Do you believe in √(-1)?

[pbrower2a]

i is an answer; one can debate the relevance of the answer.

We have a hierarchy of genuineness of numbers. First we have the natural numbers that one counts with. Add the number "zero" for completeness through the inclusion of the concept of "nothingness" or a void.

The ancient Egyptians and Greeks hardly accepted zero as a number, perhaps suggesting that "nothingness" had no significance. Neither did they have the mirror image of the whole numbers, the negative integers, which with the whole numbers and zero comprise the integers, the "complete" numbers. 

The Egyptians found fractions -- "broken numbers" useful, as did the Greeks. Add to such numbers as 3/8  and 2/5  such inverses as 8/3 and 5/2 and one has all the broken, if sensible "rational" numbers -- if one allows 1 as a divisor. Zero is of course prohibited as a divisor.

Trouble arose with numbers that could not be seen as fractions -- like the square roots of 2 or 23, or the cube roots of 4 or 25. They could only be approximated with fractions, but they were solutions. The Egyptians knew well of the 3-4-5 right triangle and perhaps 5-12-13, 7-24-25, 8-15-17, 9-40-41, and 11-60-61 ... but the great Euclid could prove that the diagonal of a right triangle with rational sides could never be expressed precisely as a fraction. Such numbers didn't seam quite 'reasonable', so they were called 'irrational'. The weird constant π created its own problems.

Some cultures discovered zero -- our use of zero derives from Indian practice. They had the concept of the void and nothingness and had a number to express it. The Arabs found it useful, and we learned it from the Arabs.

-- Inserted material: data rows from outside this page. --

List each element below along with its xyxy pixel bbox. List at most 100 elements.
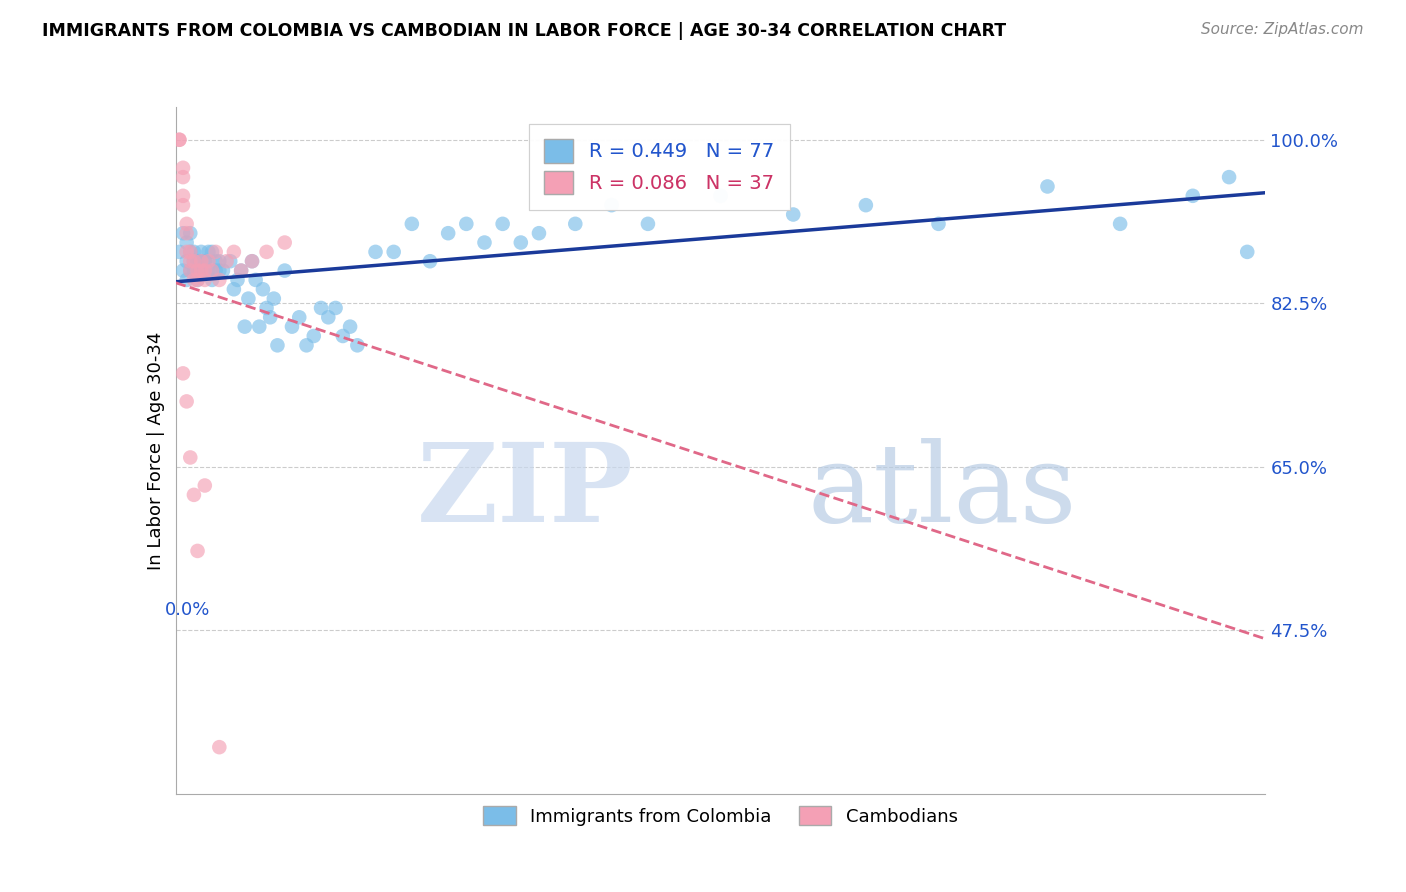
Text: IMMIGRANTS FROM COLOMBIA VS CAMBODIAN IN LABOR FORCE | AGE 30-34 CORRELATION CHA: IMMIGRANTS FROM COLOMBIA VS CAMBODIAN IN… bbox=[42, 22, 1007, 40]
Point bbox=[194, 254, 217, 268]
Point bbox=[1236, 244, 1258, 259]
Point bbox=[215, 254, 238, 268]
Point bbox=[419, 254, 441, 268]
Point bbox=[172, 367, 194, 381]
Point bbox=[176, 254, 198, 268]
Point bbox=[302, 329, 325, 343]
Point bbox=[172, 170, 194, 185]
Point bbox=[186, 273, 209, 287]
Point bbox=[339, 319, 361, 334]
Point bbox=[201, 244, 224, 259]
Point bbox=[247, 319, 270, 334]
Point bbox=[197, 263, 219, 277]
Point bbox=[179, 263, 201, 277]
Point bbox=[169, 244, 191, 259]
Point bbox=[190, 244, 212, 259]
Point bbox=[179, 244, 201, 259]
Point bbox=[245, 273, 267, 287]
Point bbox=[179, 244, 201, 259]
Point bbox=[274, 235, 297, 250]
Point bbox=[231, 263, 253, 277]
Point bbox=[509, 235, 531, 250]
Point bbox=[172, 263, 194, 277]
Point bbox=[1036, 179, 1059, 194]
Point bbox=[222, 282, 245, 296]
Point bbox=[382, 244, 405, 259]
Point bbox=[176, 217, 198, 231]
Point bbox=[637, 217, 659, 231]
Point bbox=[183, 244, 205, 259]
Point bbox=[190, 254, 212, 268]
Point bbox=[179, 254, 201, 268]
Point bbox=[226, 273, 249, 287]
Y-axis label: In Labor Force | Age 30-34: In Labor Force | Age 30-34 bbox=[146, 331, 165, 570]
Point bbox=[274, 263, 297, 277]
Legend: R = 0.449   N = 77, R = 0.086   N = 37: R = 0.449 N = 77, R = 0.086 N = 37 bbox=[529, 124, 790, 210]
Point bbox=[782, 207, 804, 221]
Point bbox=[201, 263, 224, 277]
Point bbox=[288, 310, 311, 325]
Point bbox=[186, 263, 209, 277]
Point bbox=[183, 488, 205, 502]
Point bbox=[208, 254, 231, 268]
Point bbox=[183, 263, 205, 277]
Point bbox=[238, 292, 260, 306]
Point bbox=[325, 301, 347, 315]
Point bbox=[179, 450, 201, 465]
Point bbox=[197, 254, 219, 268]
Text: Source: ZipAtlas.com: Source: ZipAtlas.com bbox=[1201, 22, 1364, 37]
Point bbox=[332, 329, 354, 343]
Point bbox=[186, 544, 209, 558]
Point bbox=[183, 254, 205, 268]
Point bbox=[204, 263, 226, 277]
Point bbox=[176, 273, 198, 287]
Point bbox=[256, 301, 278, 315]
Point bbox=[401, 217, 423, 231]
Point bbox=[222, 244, 245, 259]
Point bbox=[176, 226, 198, 240]
Point bbox=[208, 273, 231, 287]
Point bbox=[176, 394, 198, 409]
Point bbox=[183, 254, 205, 268]
Point bbox=[172, 189, 194, 203]
Text: ZIP: ZIP bbox=[416, 438, 633, 545]
Point bbox=[240, 254, 263, 268]
Point bbox=[194, 263, 217, 277]
Point bbox=[855, 198, 877, 212]
Point bbox=[179, 226, 201, 240]
Point bbox=[190, 254, 212, 268]
Point bbox=[197, 244, 219, 259]
Point bbox=[281, 319, 304, 334]
Point bbox=[527, 226, 550, 240]
Point bbox=[194, 273, 217, 287]
Point bbox=[1218, 170, 1240, 185]
Point bbox=[183, 273, 205, 287]
Point bbox=[437, 226, 460, 240]
Point bbox=[710, 189, 733, 203]
Point bbox=[186, 263, 209, 277]
Point bbox=[266, 338, 288, 352]
Point bbox=[295, 338, 318, 352]
Point bbox=[456, 217, 478, 231]
Point bbox=[204, 254, 226, 268]
Point bbox=[172, 161, 194, 175]
Point bbox=[186, 254, 209, 268]
Point bbox=[172, 198, 194, 212]
Point bbox=[346, 338, 368, 352]
Point bbox=[263, 292, 285, 306]
Point bbox=[172, 226, 194, 240]
Point bbox=[176, 244, 198, 259]
Point bbox=[564, 217, 586, 231]
Point bbox=[194, 263, 217, 277]
Point bbox=[928, 217, 950, 231]
Point bbox=[201, 273, 224, 287]
Point bbox=[364, 244, 387, 259]
Point bbox=[194, 478, 217, 492]
Point bbox=[194, 254, 217, 268]
Point bbox=[208, 263, 231, 277]
Point bbox=[176, 235, 198, 250]
Point bbox=[204, 244, 226, 259]
Point bbox=[309, 301, 332, 315]
Point bbox=[212, 263, 235, 277]
Point bbox=[252, 282, 274, 296]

In the Renaissance, people started trying to solve equations that supposedly had no answers -- like x^4 =1. "1" and "-1" are solutions, but so are "i" and "-i"; after all, i^4 =1. Numbers involving i were thus "imaginary" even if three-dimensional mathematics is  a sane proposition. But they were algebraic, establishing them as solutions of polynomial equations.  One could do about everything but establish order among them.

Numbers like π and the frequently-used e (base of the natural logarithms, and heavily in use) could later be proved impossible to find polynomial equations with π or e (among other numbers) from which one can find a root. Such numbers are called transcendental -- as they "go beyond" computation as they are un-algebraic.